Quite literally, everything about the project was new to me. It’s built on node.js using CoffeeScript, deployed to Amazon Web Services using Beanstalk, and we used sass for the front end styles. But one of the most interesting things to me was the page’s responsiveness. It’s the first responsive site I’d ever built, and the concept is so natural that I can’t understand why we, citizens of the internet, haven’t caught on to this earlier.
If you go to the website and make your browser window larger and smaller, you’ll see that it adjusts to fit. That’s responsive design in a nutshell. The user always has a great experience, no matter what device they’re using. Mobile browsing experiences have traditionally been the second-rate versions of their desktop cousins, but responsive design solves all of that. And, with mobile internet usage predicted to overtake desktop internet usage this year, it’s an increasing problem that people need to tackle.
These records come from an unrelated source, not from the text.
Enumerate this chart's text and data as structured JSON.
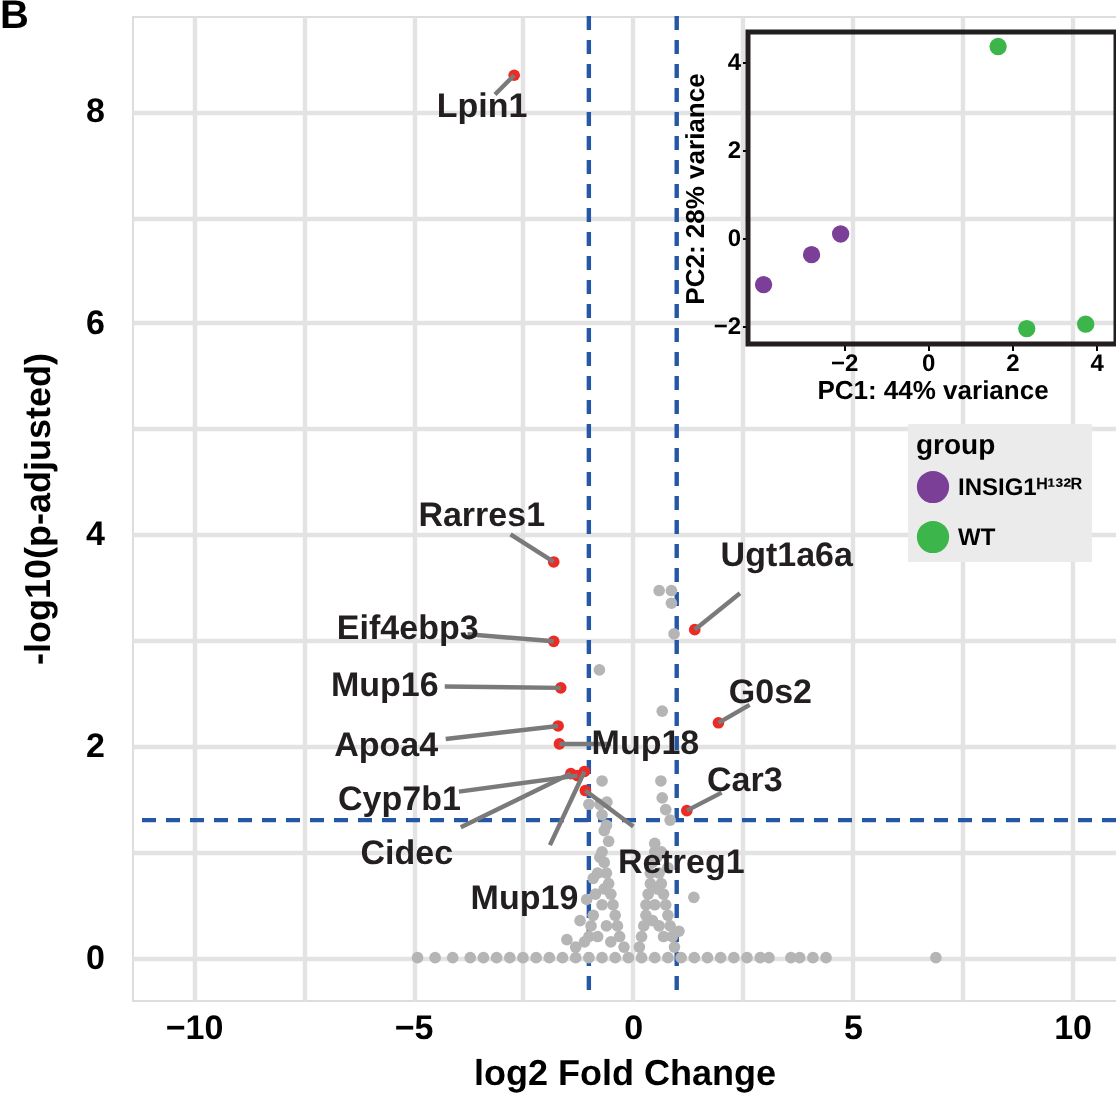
{
  "chart_data": [
    {
      "type": "scatter",
      "xlabel": "log2 Fold Change",
      "ylabel": "-log10(p-adjusted)",
      "xlim": [
        -11.4,
        11.0
      ],
      "ylim": [
        -0.4,
        8.9
      ],
      "xticks": [
        -10,
        {
          "value": -7.5,
          "label": null
        },
        -5,
        {
          "value": -2.5,
          "label": null
        },
        0,
        {
          "value": 2.5,
          "label": null
        },
        5,
        {
          "value": 7.5,
          "label": null
        },
        10
      ],
      "yticks": [
        0,
        {
          "value": 1,
          "label": null
        },
        2,
        {
          "value": 3,
          "label": null
        },
        4,
        {
          "value": 5,
          "label": null
        },
        6,
        {
          "value": 7,
          "label": null
        },
        8
      ],
      "grid": true,
      "series": [
        {
          "color": "#b5b5b5",
          "x": [
            -4.9,
            -4.5,
            -4.1,
            -3.7,
            -3.4,
            -3.1,
            -2.8,
            -2.5,
            -2.2,
            -1.9,
            -1.6,
            -1.3,
            -1.0,
            -0.7,
            -0.4,
            -0.1,
            0.2,
            0.5,
            0.8,
            1.1,
            1.4,
            1.7,
            2.0,
            2.3,
            2.6,
            2.9,
            3.1,
            3.6,
            3.8,
            4.1,
            4.4,
            6.9,
            -0.2,
            -0.3,
            -0.35,
            -0.4,
            -0.45,
            -0.5,
            -0.55,
            -0.6,
            -0.65,
            -0.7,
            -0.75,
            -0.8,
            -0.85,
            -0.9,
            -0.95,
            -1.0,
            -1.1,
            -1.2,
            -1.3,
            -0.6,
            -0.7,
            -0.5,
            -0.8,
            -0.65,
            -0.9,
            -1.05,
            -0.55,
            -0.6,
            -0.7,
            -0.75,
            -0.65,
            -1.5,
            0.15,
            0.2,
            0.25,
            0.3,
            0.3,
            0.35,
            0.4,
            0.4,
            0.45,
            0.5,
            0.5,
            0.55,
            0.6,
            0.65,
            0.7,
            0.75,
            0.8,
            0.85,
            0.9,
            0.95,
            0.6,
            0.5,
            0.7,
            0.55,
            0.8,
            0.65,
            1.05,
            0.45,
            0.6,
            0.88,
            0.88,
            0.94,
            -0.76,
            0.67,
            0.64,
            0.67,
            -0.7,
            -0.59,
            1.39,
            -1.0,
            0.75,
            0.85
          ],
          "values": [
            0,
            0,
            0,
            0,
            0,
            0,
            0,
            0,
            0,
            0,
            0,
            0,
            0,
            0,
            0,
            0,
            0,
            0,
            0,
            0,
            0,
            0,
            0,
            0,
            0,
            0,
            0,
            0,
            0,
            0,
            0,
            0,
            0.1,
            0.2,
            0.3,
            0.4,
            0.5,
            0.6,
            0.7,
            0.8,
            0.9,
            1.0,
            0.95,
            0.8,
            0.6,
            0.4,
            0.3,
            0.2,
            0.15,
            0.35,
            0.1,
            0.3,
            0.5,
            0.15,
            0.2,
            0.65,
            0.75,
            0.55,
            1.1,
            1.25,
            1.35,
            1.45,
            1.2,
            0.17,
            0.1,
            0.2,
            0.3,
            0.4,
            0.5,
            0.6,
            0.7,
            0.8,
            0.9,
            1.0,
            1.08,
            0.95,
            0.8,
            0.7,
            0.6,
            0.5,
            0.4,
            0.3,
            0.2,
            0.1,
            0.3,
            0.5,
            0.2,
            0.65,
            0.85,
            1.0,
            0.25,
            0.35,
            3.47,
            3.47,
            3.35,
            3.06,
            2.72,
            2.33,
            1.67,
            1.51,
            1.67,
            1.47,
            0.57,
            1.45,
            1.4,
            1.3
          ]
        },
        {
          "color": "#ee2a24",
          "x": [
            -2.7,
            -1.8,
            -1.8,
            -1.64,
            -1.7,
            -1.67,
            -1.26,
            -1.41,
            -1.1,
            -1.08,
            1.41,
            1.95,
            1.23
          ],
          "values": [
            8.34,
            3.74,
            2.99,
            2.55,
            2.19,
            2.02,
            1.72,
            1.74,
            1.76,
            1.58,
            3.1,
            2.22,
            1.39
          ]
        }
      ],
      "ref_lines": [
        {
          "axis": "x",
          "value": -1,
          "color": "#2457a6",
          "line_style": "dashed"
        },
        {
          "axis": "x",
          "value": 1,
          "color": "#2457a6",
          "line_style": "dashed"
        },
        {
          "axis": "y",
          "value": 1.3,
          "color": "#2457a6",
          "line_style": "dashed"
        }
      ],
      "annotations": [
        "B",
        {
          "text": "Lpin1",
          "x": -2.7,
          "y": 8.34
        },
        {
          "text": "Rarres1",
          "x": -1.8,
          "y": 3.74
        },
        {
          "text": "Eif4ebp3",
          "x": -1.8,
          "y": 2.99
        },
        {
          "text": "Mup16",
          "x": -1.64,
          "y": 2.55
        },
        {
          "text": "Apoa4",
          "x": -1.7,
          "y": 2.19
        },
        {
          "text": "Mup18",
          "x": -1.67,
          "y": 2.02
        },
        {
          "text": "Cyp7b1",
          "x": -1.26,
          "y": 1.72
        },
        {
          "text": "Cidec",
          "x": -1.41,
          "y": 1.74
        },
        {
          "text": "Mup19",
          "x": -1.1,
          "y": 1.76
        },
        {
          "text": "Retreg1",
          "x": -1.08,
          "y": 1.58
        },
        {
          "text": "Ugt1a6a",
          "x": 1.41,
          "y": 3.1
        },
        {
          "text": "G0s2",
          "x": 1.95,
          "y": 2.22
        },
        {
          "text": "Car3",
          "x": 1.23,
          "y": 1.39
        }
      ]
    },
    {
      "type": "scatter",
      "xlabel": "PC1: 44% variance",
      "ylabel": "PC2: 28% variance",
      "xlim": [
        -4.27,
        4.47
      ],
      "ylim": [
        -2.43,
        4.66
      ],
      "xticks": [
        -2,
        0,
        2,
        4
      ],
      "yticks": [
        -2,
        0,
        2,
        4
      ],
      "legend": "bottom",
      "legend_title": "group",
      "series": [
        {
          "name": "INSIG1ᴴ¹³²ᴿ",
          "color": "#7b3f98",
          "x": [
            -3.9,
            -2.76,
            -2.07
          ],
          "values": [
            -1.08,
            -0.4,
            0.07
          ]
        },
        {
          "name": "WT",
          "color": "#3cb54a",
          "x": [
            1.67,
            2.35,
            3.75
          ],
          "values": [
            4.33,
            -2.08,
            -1.98
          ]
        }
      ]
    }
  ]
}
From my perspective, the most interesting points from our project were:
- Designing for mobile first, since it’s the one with the most limited resources
- Adjusting the mobile version of the site to the desktop design took around 15% more effort (a win compared to the effort of building two entirely separate sites, one for desktop and one for mobile)
- The range of CSS media queries available is incredible. We generally queried the screen width to adjust our content.
- The Viewport Resizer Bookmarklet, an extremely handy tool for testing responsive sites.
The slides for my presentation are available on prezi. Thanks so much to the Sydney Girl Geek Dinners group for being a wonderful audience.